During The Blade's 14-week school stock contest, every team hopes to be in the running for the top spot.
But last week the "$Maker$" team from Fassett Middle School in Oregon used running to reach first place. The seven-member team of eighth-grade math students is the only one that selected the Finish Line, a retail chain specializing in athletic shoes.
Finish Line's stock gained 20 percent last week - to $6.69 a share - rocketing the team from third place to first with an imaginary portfolio of $49,021.57, up nearly 10 percent for the week. The team's other three stocks are Google Inc., Dick's Sporting Goods Inc., and World Wrestling Entertainment Inc.

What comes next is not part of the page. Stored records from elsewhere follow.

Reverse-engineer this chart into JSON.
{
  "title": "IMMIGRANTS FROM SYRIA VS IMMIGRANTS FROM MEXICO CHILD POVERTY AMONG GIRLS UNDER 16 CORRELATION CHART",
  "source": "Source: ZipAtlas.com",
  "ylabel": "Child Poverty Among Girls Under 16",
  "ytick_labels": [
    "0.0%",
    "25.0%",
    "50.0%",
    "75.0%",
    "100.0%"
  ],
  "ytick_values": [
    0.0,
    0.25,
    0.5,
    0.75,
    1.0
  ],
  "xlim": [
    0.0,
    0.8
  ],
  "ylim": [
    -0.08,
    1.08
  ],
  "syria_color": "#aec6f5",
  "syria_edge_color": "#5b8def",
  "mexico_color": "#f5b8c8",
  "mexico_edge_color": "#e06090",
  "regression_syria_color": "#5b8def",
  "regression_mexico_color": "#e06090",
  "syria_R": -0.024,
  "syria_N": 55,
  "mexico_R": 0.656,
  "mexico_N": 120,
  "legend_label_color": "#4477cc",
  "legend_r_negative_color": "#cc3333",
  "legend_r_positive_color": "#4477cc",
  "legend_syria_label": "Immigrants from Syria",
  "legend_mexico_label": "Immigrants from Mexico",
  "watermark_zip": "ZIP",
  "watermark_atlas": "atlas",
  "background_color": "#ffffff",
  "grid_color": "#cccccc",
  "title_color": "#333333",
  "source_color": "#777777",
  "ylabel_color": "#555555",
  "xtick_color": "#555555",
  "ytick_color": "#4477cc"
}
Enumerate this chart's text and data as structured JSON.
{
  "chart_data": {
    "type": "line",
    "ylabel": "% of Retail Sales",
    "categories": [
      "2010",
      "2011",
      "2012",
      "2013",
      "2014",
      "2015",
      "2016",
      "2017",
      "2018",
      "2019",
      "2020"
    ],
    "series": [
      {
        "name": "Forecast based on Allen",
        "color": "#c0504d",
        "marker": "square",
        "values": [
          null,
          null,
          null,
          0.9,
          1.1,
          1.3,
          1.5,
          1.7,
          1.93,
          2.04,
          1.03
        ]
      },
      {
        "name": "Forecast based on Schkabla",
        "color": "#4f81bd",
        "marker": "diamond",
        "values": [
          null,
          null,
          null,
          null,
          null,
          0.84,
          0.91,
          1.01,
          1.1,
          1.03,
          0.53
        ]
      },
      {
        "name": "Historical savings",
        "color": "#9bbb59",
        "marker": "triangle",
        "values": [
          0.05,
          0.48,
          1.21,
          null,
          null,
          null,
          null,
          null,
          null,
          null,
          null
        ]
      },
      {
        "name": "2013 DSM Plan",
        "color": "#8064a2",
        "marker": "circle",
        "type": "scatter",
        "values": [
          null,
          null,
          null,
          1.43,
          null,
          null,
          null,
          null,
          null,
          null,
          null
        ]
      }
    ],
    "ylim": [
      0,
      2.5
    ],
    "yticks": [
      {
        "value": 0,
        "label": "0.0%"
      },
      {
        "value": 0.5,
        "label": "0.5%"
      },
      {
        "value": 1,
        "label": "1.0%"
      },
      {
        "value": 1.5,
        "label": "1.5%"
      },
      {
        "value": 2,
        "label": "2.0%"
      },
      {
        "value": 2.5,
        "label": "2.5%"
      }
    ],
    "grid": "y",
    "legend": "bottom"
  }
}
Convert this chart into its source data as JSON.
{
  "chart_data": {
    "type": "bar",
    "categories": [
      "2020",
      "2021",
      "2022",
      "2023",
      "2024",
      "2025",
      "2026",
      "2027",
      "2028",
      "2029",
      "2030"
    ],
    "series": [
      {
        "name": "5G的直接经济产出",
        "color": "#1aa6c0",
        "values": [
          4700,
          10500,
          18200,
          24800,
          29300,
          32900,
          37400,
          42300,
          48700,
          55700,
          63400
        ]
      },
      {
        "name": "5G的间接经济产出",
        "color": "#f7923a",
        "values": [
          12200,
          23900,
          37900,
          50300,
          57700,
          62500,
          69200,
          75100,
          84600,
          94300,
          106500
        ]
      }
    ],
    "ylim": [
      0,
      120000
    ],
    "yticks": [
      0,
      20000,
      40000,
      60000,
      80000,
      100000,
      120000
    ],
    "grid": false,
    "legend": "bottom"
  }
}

Teacher Lynn Medlen said before the contest there was haggling over choosing Finish Line. "We didn't know if that was going to be a good one or not. The kids debated where would they shop, what would they do, and how they would it do in the current economy," she said.
"But this is a class of all boys. Some who are athletes are into running," Ms. Medlen said. "They knew that track season was com-ing up and that people would be buying [athletic] shoes."
Matt Faltys, vice president and portfolio management director for Fifth Third Bank, which is tabulating the results and co-sponsoring the contest with The Blade's Newspaper in Education program, said Finish Line's earnings came out last week and beat analysts' estimates, causing its stock to rise.
The second and third place teams, the "CoD" team from St. Joan of Arc school and "Wlfpal$" from Luckey Elementary, respectively, did well for the week, Mr. Faltys said. CoD's portfolio was up to $48,953.51 and Wlfpal$'s was $47,511.10
A total of 1,150 students and 101 teams from 26 schools are participating. Each team started with an imaginary $40,000 divided evenly among four stocks they chose with a value of at least $5 each. The team whose portfolio grows the most by May 1 when the contest ends wins.
First place earns $500, split between the team and its school; second place gets $250 for the school, and third place gets $100 for the school.
With five weeks left, 63 teams have portfolios in the black, which is remarkable, Mr. Faltys said. "For the week, the S&P 500 was up 6.21 percent, and 68 teams beat the S&P. That's pretty good," he said.